CHAPTER 5

SUMMARY :The Author by an extraordinary Stratagem prevents an Invasion. A high Title of Honour is conferred upon him. Embassadors arrive from the Emperor of Blefuscu, and sue for Peace. The Empress's Apartment on fire by an Accident; he Author instrumental I saving the rest of the Palace.

   THE EMPIRE of Blefuscu is an island situated to the North North-East side of Lilliput, from whence it is parted only by
a Channel of eight hundred Yards wide. I had not yet seen it, and upon this Notice of an intended Invasion, I avoided
appearing on that side of the Coast, for fear of being discovered by some of the Enemy's Ships, who had received no
Intelligence of me, all Intercourse between the two Empires having been strictly forbidden during the War, upon pain of
Death, and an Embargo laid by our Emperor upon all Vessels whatsoever. I communicated to his Majesty a Project I had
formed of seizing the Enemy's whole Fleet: which, as our Scouts assured us, lay at Anchor in the Harbour ready to sail with
the first fair Wind. I consulted the most experienced Seamen, upon the Depth of the Channel, which they had often
plummed, who told me, that in the middle at High-water it was seventy Glumgluffs deep, which is about six Foot of
European Measure; and the rest of it fifty Glumgluffs at most. I walked towards the North-East Coast over against
Blefuscu; and lying down behind a Hillock, took out my small Pocket Perspective-Glass, and viewed the Enemy's Fleet at
Anchor, consisting of about fifty Men of War, and a great Number of Transports; I then came back to my House, and gave
Order (for which I had a Warrant) for a great Quantity of the strongest Cable and Bars of Iron. The Cable was about as
thick as Packthread, and the Bars of the length and size of a Knitting-Needle. I trebled the Cable to make it stronger, and
for the same reason I twisted three of the Iron Bars together, binding the Extremities into a Hook. Having thus fixed fifty
Hooks to as many Cables, I went back to the North-East Coast, and putting off my Coat, Shoes, and Stockings, walked
into the Sea in my Leathern Jerkin, about half an hour before high Water. I waded with what haste I could, and swam in the
middle about thirty Yards till I felt ground; I arrived at the Fleet in less than half an hour. The Enemy was so frighted when
they saw me, that they leaped out of their Ships, and swam to shore, where there could not be fewer than thirty thousand
Souls. I then took my Tackling, and fastning a Hook to a Hole at the Prow of each, I tyed all the Cords together at the End.
While I was thus employed, the Enemy discharged several thousand Arrows, many of which stuck in my Hands and Face;
and besides the excessive smart, gave me much disturbance in my Work. My greatest Apprehension was for mine Eyes,
which I should have infallibly lost, if I had not suddenly thought of an Expedient. I kept among other little Necessarys a pair
of Spectacles in a private Pocket, which, as I observed before, had scaped the Emperor's Searchers. These I took out and
fastned as strongly as I could upon my Nose, and thus armed went on boldly with my Work, in spight of the Enemy's
Arrows, many of which struck against the Glasses of my Spectacles, but without any other Effect, further than a little to
discompose them. I now fastned all the Hooks, and taking the Knot in my Hand, began to pull; but not a Ship would stir,
for they were all too fast held by their Anchors, so that the bold part of my Enterprise remained. I therefore let go the Cord,
and leaving the Hooks fixed to the Ships, I resolutely cut with my Knife the Cables that fastned the Anchors, receiving
above two hundred Shots in my Face and Hands; then I took up the knotted End of the Cables to which my Hooks were
tyed, and with great ease drew fifty of the Enemy's Men-of-War after me.

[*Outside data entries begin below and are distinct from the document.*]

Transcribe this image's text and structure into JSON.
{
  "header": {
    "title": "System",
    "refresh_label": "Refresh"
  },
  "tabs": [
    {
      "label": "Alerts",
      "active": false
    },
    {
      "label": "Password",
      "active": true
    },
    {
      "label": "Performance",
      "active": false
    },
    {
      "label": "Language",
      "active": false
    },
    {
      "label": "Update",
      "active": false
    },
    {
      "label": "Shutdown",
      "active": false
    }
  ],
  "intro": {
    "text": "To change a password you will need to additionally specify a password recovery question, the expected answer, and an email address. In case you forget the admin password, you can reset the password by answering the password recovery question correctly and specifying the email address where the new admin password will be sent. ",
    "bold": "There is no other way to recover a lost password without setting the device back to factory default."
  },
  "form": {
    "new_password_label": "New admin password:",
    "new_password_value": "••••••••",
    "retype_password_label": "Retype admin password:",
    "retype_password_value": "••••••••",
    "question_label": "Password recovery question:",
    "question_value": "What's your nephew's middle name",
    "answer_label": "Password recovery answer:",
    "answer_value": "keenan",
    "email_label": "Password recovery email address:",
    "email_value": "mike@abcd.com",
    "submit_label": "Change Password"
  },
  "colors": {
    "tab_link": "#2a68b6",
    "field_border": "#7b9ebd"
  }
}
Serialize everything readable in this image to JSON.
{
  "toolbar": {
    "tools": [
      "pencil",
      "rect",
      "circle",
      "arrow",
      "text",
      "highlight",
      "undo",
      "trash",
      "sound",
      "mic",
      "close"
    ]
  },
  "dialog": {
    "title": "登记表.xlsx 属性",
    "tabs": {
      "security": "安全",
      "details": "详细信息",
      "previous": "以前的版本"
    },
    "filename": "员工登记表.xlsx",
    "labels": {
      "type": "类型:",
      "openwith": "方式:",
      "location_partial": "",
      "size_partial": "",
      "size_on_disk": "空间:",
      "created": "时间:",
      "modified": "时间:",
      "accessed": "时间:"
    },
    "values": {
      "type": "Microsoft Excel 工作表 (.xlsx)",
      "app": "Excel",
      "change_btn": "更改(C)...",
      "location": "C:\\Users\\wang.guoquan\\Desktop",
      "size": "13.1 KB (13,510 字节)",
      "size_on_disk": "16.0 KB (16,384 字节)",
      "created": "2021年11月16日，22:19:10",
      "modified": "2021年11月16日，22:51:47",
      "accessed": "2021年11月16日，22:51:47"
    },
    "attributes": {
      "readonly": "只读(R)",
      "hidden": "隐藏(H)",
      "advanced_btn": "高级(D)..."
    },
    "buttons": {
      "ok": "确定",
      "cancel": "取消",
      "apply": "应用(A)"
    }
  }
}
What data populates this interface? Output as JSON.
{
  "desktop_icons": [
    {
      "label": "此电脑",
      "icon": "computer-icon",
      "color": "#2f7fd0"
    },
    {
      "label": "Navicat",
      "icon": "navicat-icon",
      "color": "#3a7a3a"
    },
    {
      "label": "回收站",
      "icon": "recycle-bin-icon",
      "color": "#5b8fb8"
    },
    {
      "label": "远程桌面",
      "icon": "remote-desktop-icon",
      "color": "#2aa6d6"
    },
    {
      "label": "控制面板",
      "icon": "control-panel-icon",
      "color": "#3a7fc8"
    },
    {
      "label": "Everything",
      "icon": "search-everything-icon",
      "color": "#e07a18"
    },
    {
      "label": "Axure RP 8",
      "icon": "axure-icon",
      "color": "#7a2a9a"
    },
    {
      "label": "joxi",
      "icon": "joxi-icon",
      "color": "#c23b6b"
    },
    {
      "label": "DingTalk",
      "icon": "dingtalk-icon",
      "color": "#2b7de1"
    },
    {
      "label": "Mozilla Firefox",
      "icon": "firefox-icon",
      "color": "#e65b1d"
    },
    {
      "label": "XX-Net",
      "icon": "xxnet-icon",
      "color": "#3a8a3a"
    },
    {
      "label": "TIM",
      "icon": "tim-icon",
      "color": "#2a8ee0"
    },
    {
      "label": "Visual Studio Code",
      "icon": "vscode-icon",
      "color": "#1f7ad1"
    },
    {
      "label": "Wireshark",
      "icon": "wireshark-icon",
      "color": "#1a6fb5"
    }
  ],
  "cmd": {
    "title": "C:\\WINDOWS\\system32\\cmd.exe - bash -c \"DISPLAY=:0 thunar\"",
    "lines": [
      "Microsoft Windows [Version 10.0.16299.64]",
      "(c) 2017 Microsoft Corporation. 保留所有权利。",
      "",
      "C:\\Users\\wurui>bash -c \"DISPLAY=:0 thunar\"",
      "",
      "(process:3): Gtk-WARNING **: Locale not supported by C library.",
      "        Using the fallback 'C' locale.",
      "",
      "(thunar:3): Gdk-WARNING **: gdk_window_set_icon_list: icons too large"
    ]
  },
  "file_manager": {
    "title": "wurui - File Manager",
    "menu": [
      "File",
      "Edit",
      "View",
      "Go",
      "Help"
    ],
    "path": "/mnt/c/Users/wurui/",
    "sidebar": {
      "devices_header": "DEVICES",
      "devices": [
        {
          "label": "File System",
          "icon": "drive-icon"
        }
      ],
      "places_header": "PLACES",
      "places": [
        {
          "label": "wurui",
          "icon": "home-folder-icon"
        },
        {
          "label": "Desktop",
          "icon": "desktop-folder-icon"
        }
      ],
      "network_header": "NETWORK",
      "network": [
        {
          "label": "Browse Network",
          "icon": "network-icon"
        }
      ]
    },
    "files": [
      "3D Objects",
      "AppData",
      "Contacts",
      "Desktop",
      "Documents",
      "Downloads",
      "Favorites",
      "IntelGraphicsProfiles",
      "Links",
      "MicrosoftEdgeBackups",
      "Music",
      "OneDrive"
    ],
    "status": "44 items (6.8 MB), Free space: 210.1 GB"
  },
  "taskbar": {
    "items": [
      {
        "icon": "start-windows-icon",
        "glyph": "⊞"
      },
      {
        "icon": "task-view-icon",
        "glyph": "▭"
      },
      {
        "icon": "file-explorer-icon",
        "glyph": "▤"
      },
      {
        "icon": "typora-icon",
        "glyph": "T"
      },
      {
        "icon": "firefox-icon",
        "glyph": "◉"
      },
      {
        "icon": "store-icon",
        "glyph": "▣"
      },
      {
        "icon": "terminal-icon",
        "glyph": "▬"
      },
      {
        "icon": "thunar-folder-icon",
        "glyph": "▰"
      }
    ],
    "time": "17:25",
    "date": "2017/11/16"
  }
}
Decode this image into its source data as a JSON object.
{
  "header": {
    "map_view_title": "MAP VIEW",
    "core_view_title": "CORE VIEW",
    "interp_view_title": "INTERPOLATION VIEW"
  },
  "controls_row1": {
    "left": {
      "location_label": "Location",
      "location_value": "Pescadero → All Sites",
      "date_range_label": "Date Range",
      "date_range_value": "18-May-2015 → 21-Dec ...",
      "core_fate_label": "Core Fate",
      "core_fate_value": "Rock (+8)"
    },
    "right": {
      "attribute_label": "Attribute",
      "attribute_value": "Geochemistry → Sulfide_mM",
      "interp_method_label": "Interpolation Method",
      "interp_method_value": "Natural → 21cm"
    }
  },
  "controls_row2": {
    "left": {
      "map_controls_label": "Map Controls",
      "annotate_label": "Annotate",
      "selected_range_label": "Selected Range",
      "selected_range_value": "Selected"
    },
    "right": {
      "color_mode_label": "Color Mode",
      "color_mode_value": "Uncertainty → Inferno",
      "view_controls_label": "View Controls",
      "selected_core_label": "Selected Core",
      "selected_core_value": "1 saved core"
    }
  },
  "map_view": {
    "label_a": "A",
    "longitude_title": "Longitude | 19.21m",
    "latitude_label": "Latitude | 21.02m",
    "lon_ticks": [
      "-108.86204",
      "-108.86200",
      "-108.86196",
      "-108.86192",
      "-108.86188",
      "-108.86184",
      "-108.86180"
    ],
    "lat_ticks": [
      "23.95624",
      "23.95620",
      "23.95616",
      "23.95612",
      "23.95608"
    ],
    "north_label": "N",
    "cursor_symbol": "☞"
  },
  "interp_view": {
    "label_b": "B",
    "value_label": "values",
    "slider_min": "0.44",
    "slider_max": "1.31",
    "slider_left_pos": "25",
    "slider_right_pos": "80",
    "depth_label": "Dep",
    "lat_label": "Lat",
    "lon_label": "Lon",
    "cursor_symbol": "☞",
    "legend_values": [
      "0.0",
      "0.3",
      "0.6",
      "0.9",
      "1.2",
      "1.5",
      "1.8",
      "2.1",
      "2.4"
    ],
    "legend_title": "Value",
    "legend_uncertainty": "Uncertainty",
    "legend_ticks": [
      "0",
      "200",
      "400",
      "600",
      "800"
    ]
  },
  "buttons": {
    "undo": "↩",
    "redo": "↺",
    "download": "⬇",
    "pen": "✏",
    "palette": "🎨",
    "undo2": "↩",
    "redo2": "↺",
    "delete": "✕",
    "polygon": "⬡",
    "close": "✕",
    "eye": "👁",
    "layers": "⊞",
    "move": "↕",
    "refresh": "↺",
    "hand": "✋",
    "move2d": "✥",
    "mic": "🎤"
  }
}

The Blefuscudians, who had not the least Imagination of what I intended, were at first confounded with Astonishment.
They had seen me cut the Cables, and thought my Design was only to let the Ships run a-drift or fall foul on each other: but
when they perceived the whole Fleet moving in Order, and saw me pulling at the End, they set up such a scream of Grief
and Despair, that it is almost impossible to describe or conceive. When I had got out of danger, I stopt a while to pick out
the Arrows that stuck in my Hands and Face, and rubbed on some of the same Ointment that was given me at my first
arrival, as I have formerly mentioned. I then took off my Spectacles, and waiting about an hour, till the Tide was a little
fallen, I waded through the middle with my Cargo, and arrived safe at the Royal Port of Lilliput.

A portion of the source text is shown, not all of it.